Primer 13 - Biostats, Studies And Diagnostic Tests. Flashcards
What is a retrospective study?
The investigators ask the experiments to look back into their past to see relevant information such as traveling, what they ate, etc. to triangulate a certain risk factor.
What is a case-control study?
Retrospective, observational study with no intervention.
What does a case-control study yield and what does it mean?
Odds ratio (OR): compares the odds that someone will develop the bad outcome in the exposed group to the odds that someone will develop that bad outcome without the exposure.
What does a cohort study yield?
Relative risk or Risk ratio.
What does a case-control study do?
It compares a group of people with the disease (case) to a group of people without the disease(control), to look for potential risk factors and exposures that can account for that bad outcome.
How do you calculate risk ratio?
Divide the risk or rate of the disease in the exposed group by the risk or rate of the disease in the unexposed group.
What is a cross-sectional study?
It is a observational study of a population at one point in time (how many people in the US have COPD at as of January 13 2013): AKA prevalence.
What type of study can yield prevalence?
Cross-sectional study.
What is a Twin concordance study?
An observational study that looks at heterozygous and homozygous twins and measures the heritability of diseases and traits.
What is a clinical trial?
Experimental study, where the investigator intervenes to draw a conclusion. It uses human subjects.
What is a controlled clinical trial?
An experimental group receives an experimental treatment and a controlled group that gets a placebo or a comparative drug that is well known.
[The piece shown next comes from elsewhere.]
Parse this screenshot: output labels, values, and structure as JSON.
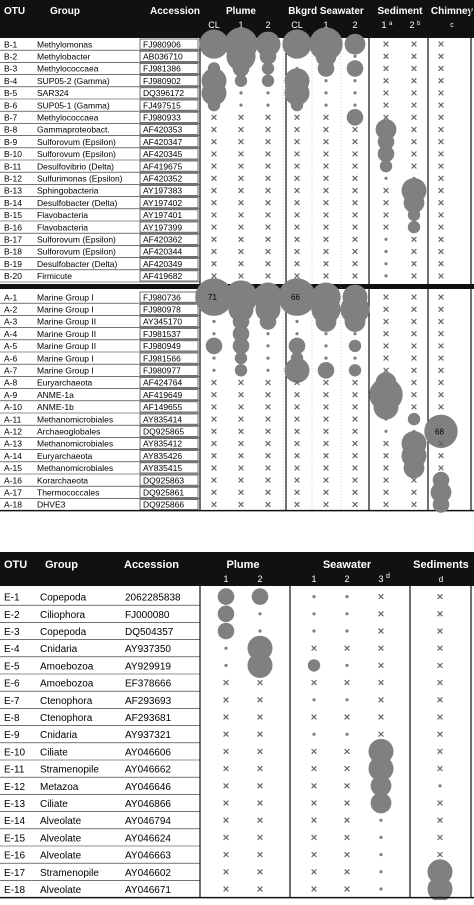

What is a randomized clinical trial and what does it avoid?
The participants are assigned to one group or another randomly. It avoids bias.
What does double blinded study means?
The study design does not allow either the participant or the investigator to know wether that participant is receiving the experimental treatment or placebo.
What is a Phase 1 trail for an experimental drug?
It looks to see if the experimental drug is safe: the drug is given to healthy subjects to see if the drug is safe and investigate the pharmacokinetics of it (how a healthy body handles the drug).
What is a Phase 2 trail for an experimental drug?
Looks to see if the experimental drug works: Patients with a disease are given an experimental drug and see the efficacy, appropriate dosage and adverse effect.